Read it and yeah it's been hard. I've been carrying to memories of people and places who either got covid, lost their family to covid or died due to neglect or other diseases. Even to this day, I keep on my mask in public, not just because of the memories but that the fight is not yet over: there's a variant and people in third world countries still have to wait some years until they get full vaccinations. It seems like this disease is going to be here for a while since countries are eager to return things "back to normal" despite that some people will not have a normal to go back to.
It basically got us to refocus on ourselves. canceled all kinds of social gatherings just to stop us for a short period of time and remind us that "self" is more important than anything else. I know it had many many bad aspects but I tend to look at the bright side. It got me to start my own website anyway. https://whatsgaming.net
Interesting. I can't help but think that the "Man in a Hole" and "Icarus" stories are not different than the other story forms; just shorter. Like the Cinderella story... Cinderella is essentially Icarus followed by Man In A Hole... Another thought: the way our mind stores memories is a let-down. It should do better than that! :-)
http://changingminds.org/disciplines/storytelling/plots/polti_situations/polti_situations.htm Our mind stores memories to help us socialize. Childbirth is magical, funerals are a time of bonding, we're all in this together, giving is better than getting. It's how we out-competed the Neandertals - they were objectively smarter than us but didn't form groups larger than a blood-bond family while Cro Magnons formed prosocial groups of 140-150 loosely-related individuals. The very structure of your brain has evolved to define you as a member of a group not a family so the group has primacy.I can't help but think that the "Man in a Hole" and "Icarus" stories are not different than the other story forms; just shorter.
Another thought: the way our mind stores memories is a let-down.
I don't know anybody who died from COVID and don't even know anybody who got dangerously sick. It's going to be an odd set of memories for me compared to a lot of other people.

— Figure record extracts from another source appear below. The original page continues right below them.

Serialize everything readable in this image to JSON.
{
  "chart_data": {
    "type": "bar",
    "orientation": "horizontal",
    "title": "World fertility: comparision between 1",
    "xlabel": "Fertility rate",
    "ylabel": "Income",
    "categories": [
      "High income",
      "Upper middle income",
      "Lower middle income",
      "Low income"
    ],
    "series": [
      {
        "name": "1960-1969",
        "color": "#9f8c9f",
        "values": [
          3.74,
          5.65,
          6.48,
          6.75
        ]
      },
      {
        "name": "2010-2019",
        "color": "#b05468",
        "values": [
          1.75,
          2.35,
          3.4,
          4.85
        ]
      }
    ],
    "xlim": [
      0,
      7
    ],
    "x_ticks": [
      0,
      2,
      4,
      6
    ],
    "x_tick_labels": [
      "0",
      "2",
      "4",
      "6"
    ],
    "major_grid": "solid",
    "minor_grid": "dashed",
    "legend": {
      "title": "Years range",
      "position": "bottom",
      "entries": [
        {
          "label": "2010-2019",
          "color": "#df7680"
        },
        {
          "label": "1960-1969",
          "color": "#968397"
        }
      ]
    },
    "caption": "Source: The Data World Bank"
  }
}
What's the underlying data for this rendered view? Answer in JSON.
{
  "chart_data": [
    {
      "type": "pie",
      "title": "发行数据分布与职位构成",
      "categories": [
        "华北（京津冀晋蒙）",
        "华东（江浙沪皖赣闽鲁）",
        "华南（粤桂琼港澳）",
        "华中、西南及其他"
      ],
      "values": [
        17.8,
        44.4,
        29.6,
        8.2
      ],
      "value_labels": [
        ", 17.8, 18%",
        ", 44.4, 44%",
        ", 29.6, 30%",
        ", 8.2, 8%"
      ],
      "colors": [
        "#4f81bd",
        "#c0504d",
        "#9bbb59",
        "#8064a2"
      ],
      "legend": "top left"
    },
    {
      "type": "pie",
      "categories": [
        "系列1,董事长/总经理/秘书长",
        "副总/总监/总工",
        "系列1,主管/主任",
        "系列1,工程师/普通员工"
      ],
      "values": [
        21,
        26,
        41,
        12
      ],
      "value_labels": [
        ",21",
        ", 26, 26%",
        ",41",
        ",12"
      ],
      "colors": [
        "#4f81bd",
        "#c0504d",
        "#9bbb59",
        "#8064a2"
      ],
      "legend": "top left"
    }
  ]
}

My key memory is probably going to be the company being told Thursday we're working from home starting Monday. But my group being told Friday we're still going to be in the office, and when I asked why when other key support staff was going home "for efficiency." Monday we were switched to rotating, and that's mostly tapered off to WFH. It's left me with a feeling of deep distrust of my management. One, because I don't know who was requiring we be in that Monday, two for requiring it and then changing their mind, and three because it wasn't my boss (who is a very weak leader), but he wouldn't say who or admit "efficiency" was a shitty reason.